Kedua ekor anjing serta sesosok bayangan manusia itu bergerak dengan amat cepatnya hanya di dalam sekejap saja mereka sudah tiba di bawah puncak tebing tersebut.

Saat ini cuaca sudah terang benderang sinar keemas-emasan mulai muncul dari ufuk sebelah timur.

Gak Siauw-cha dapat melihat orang itu memakai jubah panjang berwarna biru langit, usianya masih muda dengan kepalanya memakai topi berwarna hijau yang menutupi hampir separuh bagian wajahnya.

Kedua ekor anjing hitam itupun mempunyai badan yang luar biasa besarnya, tinggi badannya bila berdiri kurang lebih hampir sama dengan tinggi badan orang berbaju biru itu.

Tampak sepasang anjing itu mendongakkan kepalanya ke atas agaknya mereka hendak menaiki tebing tersebut tetapi orang berbaju biru itu dengan kencangnya menahan tali kulit yang mengikat kedua anjing tersebut.

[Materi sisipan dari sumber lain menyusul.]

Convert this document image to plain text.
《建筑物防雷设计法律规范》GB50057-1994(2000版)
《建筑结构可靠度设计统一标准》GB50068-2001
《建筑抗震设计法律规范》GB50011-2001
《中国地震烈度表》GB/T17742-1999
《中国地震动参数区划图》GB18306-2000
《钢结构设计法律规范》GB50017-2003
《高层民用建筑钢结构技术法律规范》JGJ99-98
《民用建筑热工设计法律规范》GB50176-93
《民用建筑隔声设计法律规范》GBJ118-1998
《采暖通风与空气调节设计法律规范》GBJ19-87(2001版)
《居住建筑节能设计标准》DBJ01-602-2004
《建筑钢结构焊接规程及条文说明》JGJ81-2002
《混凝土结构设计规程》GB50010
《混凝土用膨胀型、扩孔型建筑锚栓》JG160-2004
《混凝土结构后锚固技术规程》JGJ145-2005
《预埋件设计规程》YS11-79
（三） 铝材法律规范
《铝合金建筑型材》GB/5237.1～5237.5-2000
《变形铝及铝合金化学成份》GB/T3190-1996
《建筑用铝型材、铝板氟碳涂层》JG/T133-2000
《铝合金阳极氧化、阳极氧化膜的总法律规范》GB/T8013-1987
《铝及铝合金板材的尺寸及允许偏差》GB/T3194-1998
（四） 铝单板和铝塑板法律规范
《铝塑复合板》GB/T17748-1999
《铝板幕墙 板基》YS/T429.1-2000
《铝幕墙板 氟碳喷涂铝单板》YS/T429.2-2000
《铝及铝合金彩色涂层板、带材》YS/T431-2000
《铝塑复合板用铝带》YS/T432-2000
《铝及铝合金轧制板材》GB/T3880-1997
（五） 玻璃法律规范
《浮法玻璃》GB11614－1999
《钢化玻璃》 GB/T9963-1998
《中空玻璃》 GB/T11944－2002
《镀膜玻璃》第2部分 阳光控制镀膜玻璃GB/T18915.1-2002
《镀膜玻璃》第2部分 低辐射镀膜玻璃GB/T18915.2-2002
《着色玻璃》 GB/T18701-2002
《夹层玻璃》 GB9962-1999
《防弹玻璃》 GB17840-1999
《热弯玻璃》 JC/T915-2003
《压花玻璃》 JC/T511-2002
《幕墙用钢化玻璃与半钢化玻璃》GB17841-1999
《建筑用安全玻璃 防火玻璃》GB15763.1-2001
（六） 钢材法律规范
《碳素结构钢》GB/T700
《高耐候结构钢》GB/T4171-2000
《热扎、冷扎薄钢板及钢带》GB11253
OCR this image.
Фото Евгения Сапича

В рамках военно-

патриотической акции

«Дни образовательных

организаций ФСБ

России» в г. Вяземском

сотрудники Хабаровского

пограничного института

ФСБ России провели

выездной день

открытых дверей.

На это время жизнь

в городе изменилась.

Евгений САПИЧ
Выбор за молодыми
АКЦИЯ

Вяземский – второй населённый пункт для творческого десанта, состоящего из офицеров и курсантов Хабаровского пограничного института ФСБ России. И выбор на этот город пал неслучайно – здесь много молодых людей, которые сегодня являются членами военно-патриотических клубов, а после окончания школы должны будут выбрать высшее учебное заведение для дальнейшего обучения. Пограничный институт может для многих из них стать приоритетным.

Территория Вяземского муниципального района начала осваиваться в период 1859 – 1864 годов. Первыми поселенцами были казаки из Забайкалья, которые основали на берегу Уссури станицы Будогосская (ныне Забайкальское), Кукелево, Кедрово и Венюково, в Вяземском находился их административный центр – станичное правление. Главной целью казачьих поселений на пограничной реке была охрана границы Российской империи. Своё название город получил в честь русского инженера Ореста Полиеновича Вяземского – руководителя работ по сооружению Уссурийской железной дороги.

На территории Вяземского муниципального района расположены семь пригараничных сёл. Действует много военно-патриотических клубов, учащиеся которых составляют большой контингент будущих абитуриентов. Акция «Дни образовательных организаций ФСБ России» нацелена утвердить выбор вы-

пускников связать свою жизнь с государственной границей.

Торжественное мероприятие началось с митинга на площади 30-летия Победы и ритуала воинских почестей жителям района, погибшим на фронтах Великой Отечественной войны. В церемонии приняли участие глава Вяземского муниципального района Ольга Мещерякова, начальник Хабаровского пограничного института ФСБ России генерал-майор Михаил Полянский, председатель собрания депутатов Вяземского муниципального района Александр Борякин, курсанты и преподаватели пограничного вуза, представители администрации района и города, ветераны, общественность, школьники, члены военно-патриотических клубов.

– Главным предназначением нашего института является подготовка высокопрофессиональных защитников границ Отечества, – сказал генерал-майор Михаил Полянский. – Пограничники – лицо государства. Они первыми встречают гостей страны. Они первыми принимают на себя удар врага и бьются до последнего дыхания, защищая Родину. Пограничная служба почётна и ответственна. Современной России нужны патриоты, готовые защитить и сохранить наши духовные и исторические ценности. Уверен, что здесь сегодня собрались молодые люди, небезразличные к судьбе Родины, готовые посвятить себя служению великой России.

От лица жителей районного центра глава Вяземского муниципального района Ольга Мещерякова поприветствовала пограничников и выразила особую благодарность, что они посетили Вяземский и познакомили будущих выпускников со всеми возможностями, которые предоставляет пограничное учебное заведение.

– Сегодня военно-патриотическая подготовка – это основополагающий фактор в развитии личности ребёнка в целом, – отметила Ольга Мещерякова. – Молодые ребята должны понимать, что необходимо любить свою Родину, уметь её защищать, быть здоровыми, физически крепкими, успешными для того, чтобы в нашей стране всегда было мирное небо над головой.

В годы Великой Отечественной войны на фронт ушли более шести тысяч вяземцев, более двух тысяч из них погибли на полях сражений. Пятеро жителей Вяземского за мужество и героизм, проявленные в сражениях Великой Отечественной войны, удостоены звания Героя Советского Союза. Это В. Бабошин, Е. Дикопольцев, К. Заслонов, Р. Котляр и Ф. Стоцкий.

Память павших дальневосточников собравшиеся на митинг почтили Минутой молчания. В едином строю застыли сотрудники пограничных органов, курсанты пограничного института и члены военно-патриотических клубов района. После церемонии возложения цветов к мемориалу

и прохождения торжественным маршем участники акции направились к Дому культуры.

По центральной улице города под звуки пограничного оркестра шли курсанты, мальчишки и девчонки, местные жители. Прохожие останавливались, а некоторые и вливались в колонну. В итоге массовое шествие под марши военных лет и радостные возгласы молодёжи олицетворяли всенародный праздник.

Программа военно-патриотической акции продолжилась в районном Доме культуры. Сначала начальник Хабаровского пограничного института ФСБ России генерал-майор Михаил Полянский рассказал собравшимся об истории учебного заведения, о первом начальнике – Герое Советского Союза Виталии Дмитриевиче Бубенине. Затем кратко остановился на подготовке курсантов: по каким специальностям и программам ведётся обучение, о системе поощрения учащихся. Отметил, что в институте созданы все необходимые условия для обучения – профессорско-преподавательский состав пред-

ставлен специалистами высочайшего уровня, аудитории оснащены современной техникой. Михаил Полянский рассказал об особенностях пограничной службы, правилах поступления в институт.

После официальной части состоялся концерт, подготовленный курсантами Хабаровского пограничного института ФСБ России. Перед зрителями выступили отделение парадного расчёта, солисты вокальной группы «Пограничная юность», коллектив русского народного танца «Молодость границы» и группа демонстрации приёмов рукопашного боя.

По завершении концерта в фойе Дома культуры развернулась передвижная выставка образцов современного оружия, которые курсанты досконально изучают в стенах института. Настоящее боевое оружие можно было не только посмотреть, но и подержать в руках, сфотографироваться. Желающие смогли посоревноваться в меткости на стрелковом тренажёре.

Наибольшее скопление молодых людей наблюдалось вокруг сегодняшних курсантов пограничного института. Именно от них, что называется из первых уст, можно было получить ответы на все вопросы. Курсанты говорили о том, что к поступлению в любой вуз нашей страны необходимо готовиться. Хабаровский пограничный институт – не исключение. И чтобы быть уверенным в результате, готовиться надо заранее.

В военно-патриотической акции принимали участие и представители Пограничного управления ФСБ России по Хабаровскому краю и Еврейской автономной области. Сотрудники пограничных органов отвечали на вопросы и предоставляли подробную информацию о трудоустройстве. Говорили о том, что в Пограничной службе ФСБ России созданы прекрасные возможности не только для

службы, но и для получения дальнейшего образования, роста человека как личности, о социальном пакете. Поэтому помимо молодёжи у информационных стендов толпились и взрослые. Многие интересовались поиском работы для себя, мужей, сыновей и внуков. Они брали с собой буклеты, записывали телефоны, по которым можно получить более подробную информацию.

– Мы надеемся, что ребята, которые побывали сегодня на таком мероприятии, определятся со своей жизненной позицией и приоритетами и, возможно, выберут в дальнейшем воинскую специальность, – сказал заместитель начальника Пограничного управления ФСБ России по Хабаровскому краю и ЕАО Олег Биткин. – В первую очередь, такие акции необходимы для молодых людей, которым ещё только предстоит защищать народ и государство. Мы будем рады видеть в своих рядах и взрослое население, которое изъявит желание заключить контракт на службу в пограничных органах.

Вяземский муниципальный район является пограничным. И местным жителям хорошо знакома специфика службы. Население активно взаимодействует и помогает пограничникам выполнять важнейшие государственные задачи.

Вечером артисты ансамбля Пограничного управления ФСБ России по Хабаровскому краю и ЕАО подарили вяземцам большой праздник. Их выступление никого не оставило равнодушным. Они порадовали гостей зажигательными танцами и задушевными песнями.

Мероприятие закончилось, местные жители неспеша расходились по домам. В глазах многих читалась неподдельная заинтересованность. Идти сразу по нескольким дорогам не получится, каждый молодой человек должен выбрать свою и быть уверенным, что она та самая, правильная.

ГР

Mendadak terdengar suara suitan yang amat nyaring bergema datang dari dalam lembah kembali muncul dua sesosok bayangan manusia yang berkelebat datang dengan amat cepatnya.

“Entah dari aliran manakah orang berbaju hitam itu??”pikir Gak Siauw-cha di dalam hati.

“Jika ditinjau dari keadaannya serta kedua ekor anjing hitam yang dibawa jelas mereka sudah mengetahui tempatku bersembunyi, tetapi kenapa dia tidak mau menaiki puncak ini??”Ketika dia berpikir sampai disitu terlihat sesosok bayangan hitam yang berkelebat datang itu sudah hampir mendekati puncak tersebut. Terlihatlah mereka berdua bukan lain adalah dua orang lelaki kasar yang memakai baju singsat dengan menggembol senjata tajam pada punggungnya.

Orang berbaju biru yang membawa anjing itu tepat berdiri di tengah jalan dari lembah itu, kulit yang mengikat sepasang anjing tersebut amat panjang sekali dengan melintang di tengah jalan menghalangi perjalanan dari kedua orang itu.

Ketika kedua orang itu melihat perjalanan mereka dihalangi dengan pandangan yang tajam segera memperhatikan sekejap ke arah orang berbaju biru itu, tetapi kemudian sikapnya sudah jadi lebih halus agaknya mereka tahu kalau orang yang ada dihadapannya bukanlah manusia yang mudah diganggu.

“Kawan kau orang harap suka menyingkir sebentar!”serunya sambil merangkap tangannya menjura.

“Gak Siauw-cha yang ada di tempat atas dapat melihat seluruh gerak-gerik mereka itu dengan sangat jelas.

Tampak dengan perlahan orang berbaju biru itu menoleh dan memandang sekejap ke arah kedua orang itu dengan pandangan yang sangat dingin, mendadak dia menggerakkan tali kulitnya memerintahkan kedua ekor anjingnya untuk menyerang.

Suara gonggongan yang amat ramai segera berkumandang keluar memecahkan kesunyian dengan amat ganasnya kedua ekor anjing itu bersama-sama menubruk ke arah kedua orang laki-laki tersebut.

Dengan gugup mereka berdua terburu-buru mencabut keluar goloknya dan memainkan satu sinar yang menyilaukan mata melindungi seluruh tubuh kemudian mengundurkan diri ke belakang.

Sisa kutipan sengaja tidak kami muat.